経済は「数字」よりも「感情」で動いているのかもしれない。
なんだか少しお堅いタイトルになってしまいましたが、面白い話だと思ったので書いてみたいと思います。
世の中には「経済学」という学問があります。
日本の大学にも経済学部がありますし、経済大学というものもあります。つまり経済は、立派な学問として扱われているわけです。
でも、個人的には経済ほど難しい学問はないんじゃないかと思っています。
なぜか。
それは、経済を理解するには「人間」を理解しないといけないからです。
経済指標、チャート、金利、為替、株価、経済理論。
世の中には、いろいろな経済の見方があります。
過去の偉い人たちが、さまざまな理論や法則を作ってきました。
でも実際の経済は、必ずしもその理論通りには動きません。
そこが難しいところであり、同時に面白いところでもあります。
一番わかりやすい例が、株価です。
株価は、企業の業績や将来性だけで決まるわけではありません。そこには、投資家たちの感情が大きく関わっています。
「この会社、やばそうだな」
たとえ本当はそこまで悪くなかったとしても、そういう不安が広がれば株は売られます。そして株価は下がります。
逆に、
「この会社、これから伸びそうだな」
という期待が広がれば、まだ利益が出ていなくても株価が上がることがあります。
つまり株価には、数字だけではなく、人間の期待、不安、恐怖、欲望が反映されているわけです。
私自身も投資をした経験がありますが、やっぱり感情に振り回されることがありました。
損をしたくない。
これ以上下がったら怖い。
今すぐ売った方がいいんじゃないか。
いわゆる損失回避バイアスですね。
得をする喜びよりも、損をする恐怖の方が大きく感じてしまう。だから、少し下がっただけで焦って売ってしまったり、逆に本当は持っていた方がいい場面で耐えられなかったりします。
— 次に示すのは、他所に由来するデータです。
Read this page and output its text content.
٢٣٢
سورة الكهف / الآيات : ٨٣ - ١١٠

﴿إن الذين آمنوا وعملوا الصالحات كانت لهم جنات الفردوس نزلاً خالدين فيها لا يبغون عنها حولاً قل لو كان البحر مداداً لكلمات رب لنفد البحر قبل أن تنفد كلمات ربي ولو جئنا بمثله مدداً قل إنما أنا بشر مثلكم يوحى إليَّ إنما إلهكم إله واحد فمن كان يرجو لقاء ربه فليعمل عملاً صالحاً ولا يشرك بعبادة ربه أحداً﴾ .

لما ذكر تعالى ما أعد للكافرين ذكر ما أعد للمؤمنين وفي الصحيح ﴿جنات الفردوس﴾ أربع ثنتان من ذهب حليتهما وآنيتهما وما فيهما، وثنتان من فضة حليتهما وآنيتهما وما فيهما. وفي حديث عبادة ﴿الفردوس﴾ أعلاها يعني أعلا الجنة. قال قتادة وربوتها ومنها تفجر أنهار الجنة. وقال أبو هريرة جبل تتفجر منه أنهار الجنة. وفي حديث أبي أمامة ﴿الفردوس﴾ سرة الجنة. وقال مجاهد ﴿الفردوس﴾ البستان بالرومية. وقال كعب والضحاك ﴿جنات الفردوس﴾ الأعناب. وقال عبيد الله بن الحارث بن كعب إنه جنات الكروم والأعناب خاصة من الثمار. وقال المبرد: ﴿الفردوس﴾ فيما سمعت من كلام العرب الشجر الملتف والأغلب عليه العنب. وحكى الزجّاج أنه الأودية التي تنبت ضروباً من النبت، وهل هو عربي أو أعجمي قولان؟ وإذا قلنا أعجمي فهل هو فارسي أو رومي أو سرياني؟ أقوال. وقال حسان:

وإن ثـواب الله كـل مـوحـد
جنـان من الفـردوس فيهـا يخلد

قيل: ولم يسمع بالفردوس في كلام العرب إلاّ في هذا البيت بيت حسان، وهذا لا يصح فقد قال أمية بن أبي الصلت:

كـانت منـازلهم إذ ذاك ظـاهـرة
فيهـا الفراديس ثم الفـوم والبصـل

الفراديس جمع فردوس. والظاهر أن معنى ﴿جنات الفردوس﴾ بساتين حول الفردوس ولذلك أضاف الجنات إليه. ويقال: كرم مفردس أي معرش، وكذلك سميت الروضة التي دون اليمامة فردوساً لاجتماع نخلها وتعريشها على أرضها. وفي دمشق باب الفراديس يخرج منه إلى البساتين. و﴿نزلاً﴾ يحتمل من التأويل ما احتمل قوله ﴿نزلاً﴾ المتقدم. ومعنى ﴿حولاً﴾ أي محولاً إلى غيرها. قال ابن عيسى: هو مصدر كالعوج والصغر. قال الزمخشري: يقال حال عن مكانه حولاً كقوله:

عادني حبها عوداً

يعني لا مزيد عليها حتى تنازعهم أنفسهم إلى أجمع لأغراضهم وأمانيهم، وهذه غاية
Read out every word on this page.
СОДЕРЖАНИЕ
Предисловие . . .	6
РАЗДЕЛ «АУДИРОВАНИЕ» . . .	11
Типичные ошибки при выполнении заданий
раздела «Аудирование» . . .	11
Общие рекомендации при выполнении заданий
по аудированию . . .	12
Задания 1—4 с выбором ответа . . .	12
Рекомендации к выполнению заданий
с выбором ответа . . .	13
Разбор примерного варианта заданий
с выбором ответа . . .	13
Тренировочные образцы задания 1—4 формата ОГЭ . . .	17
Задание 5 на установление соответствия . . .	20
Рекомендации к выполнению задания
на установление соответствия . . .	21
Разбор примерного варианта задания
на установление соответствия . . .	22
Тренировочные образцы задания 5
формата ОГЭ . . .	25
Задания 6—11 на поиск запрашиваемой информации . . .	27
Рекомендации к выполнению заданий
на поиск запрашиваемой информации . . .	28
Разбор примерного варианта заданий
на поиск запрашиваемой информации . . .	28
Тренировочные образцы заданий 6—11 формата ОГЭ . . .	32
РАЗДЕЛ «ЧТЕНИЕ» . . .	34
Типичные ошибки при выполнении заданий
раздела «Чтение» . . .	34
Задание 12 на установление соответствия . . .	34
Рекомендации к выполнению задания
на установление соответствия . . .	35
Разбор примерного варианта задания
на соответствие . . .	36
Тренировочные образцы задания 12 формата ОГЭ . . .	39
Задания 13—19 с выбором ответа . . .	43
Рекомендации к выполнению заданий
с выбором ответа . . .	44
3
これは私だけではなく、多くの人に起こることだと思います。
たとえば今のAI市場もそうです。
AIは大きな成長分野だと言われていますが、もし市場全体に、
「AIブームはもう終わるんじゃないか」
「AI関連企業は過大評価されているんじゃないか」
という不安が広がれば、AI関連株は一気に売られる可能性があります。
それが本当に正しい判断かどうかは、また別の話です。
でも人間が不安になれば、株は売られる。
期待すれば、株は買われる。
そう考えると、経済は数字だけで動いているのではなく、人間の感情によって大きく揺れ動いているのだと思います。
ここで、今の日本の投資ブームについても考えてしまいます。
日本人はもともと「貯金」が好きな国民性だと言われます。
コツコツ働いて、銀行にお金を預ける。
派手に増やすよりも、減らさないことを大事にする。
そういう価値観が、長く根付いていたように思います。
しかし最近は、老後不安や物価上昇もあり、政府も投資を勧めるようになりました。
NISAや確定拠出年金などは、その代表的なものだと思います。
もちろん、投資を学ぶことは大事です。
貯金だけでは資産を守りにくい時代になっているのも事実だと思います。
ただ、少し気になるのは、
「オルカンを買っておけば大丈夫」
「S&P500に積み立てておけば問題ない」
という空気です。
たしかに、これまでの実績を見れば、世界株や米国株は長期的に成長してきました。年率数%のリターンも期待されてきました。
でも、それはあくまで過去の話です。
これからも同じように成長するかどうかは、誰にもわかりません。
だからこそ、投資をするなら、ある程度は経済や世界の動きに関心を持つ必要があると思います。
金利、為替、企業業績、国際情勢。
さらに言えば、歴史や宗教、文化も関係してきます。
なぜなら、人間の感情は、その国の歴史や価値観によっても変わるからです。
ある国では大きな問題になることが、別の国ではそこまで問題視されないこともあります。
ある出来事に対して、なぜその国の人たちは怒るのか。
なぜ不安になるのか。
なぜ熱狂するのか。
その背景には、歴史や宗教、文化、過去の経験があるはずです。
そう考えると、経済を理解するというのは、単に数字を読むことではありません。
人間を読むこと。
社会を読むこと。
歴史を読むこと。
そういう広い視点が必要なのだと思います。
経済は、数字でできているように見えます。
でも実際には、その数字を動かしているのは人間です。
そして人間は、いつも合理的に動くわけではありません。
不安にもなるし、欲も出るし、周りに流されるし、時には熱狂もします。
だから経済は難しい。
でも、だからこそ面白い。
資本主義の中で生きていく以上、「経済」と「感情」を理解することは、かなり大事なことなのかもしれません。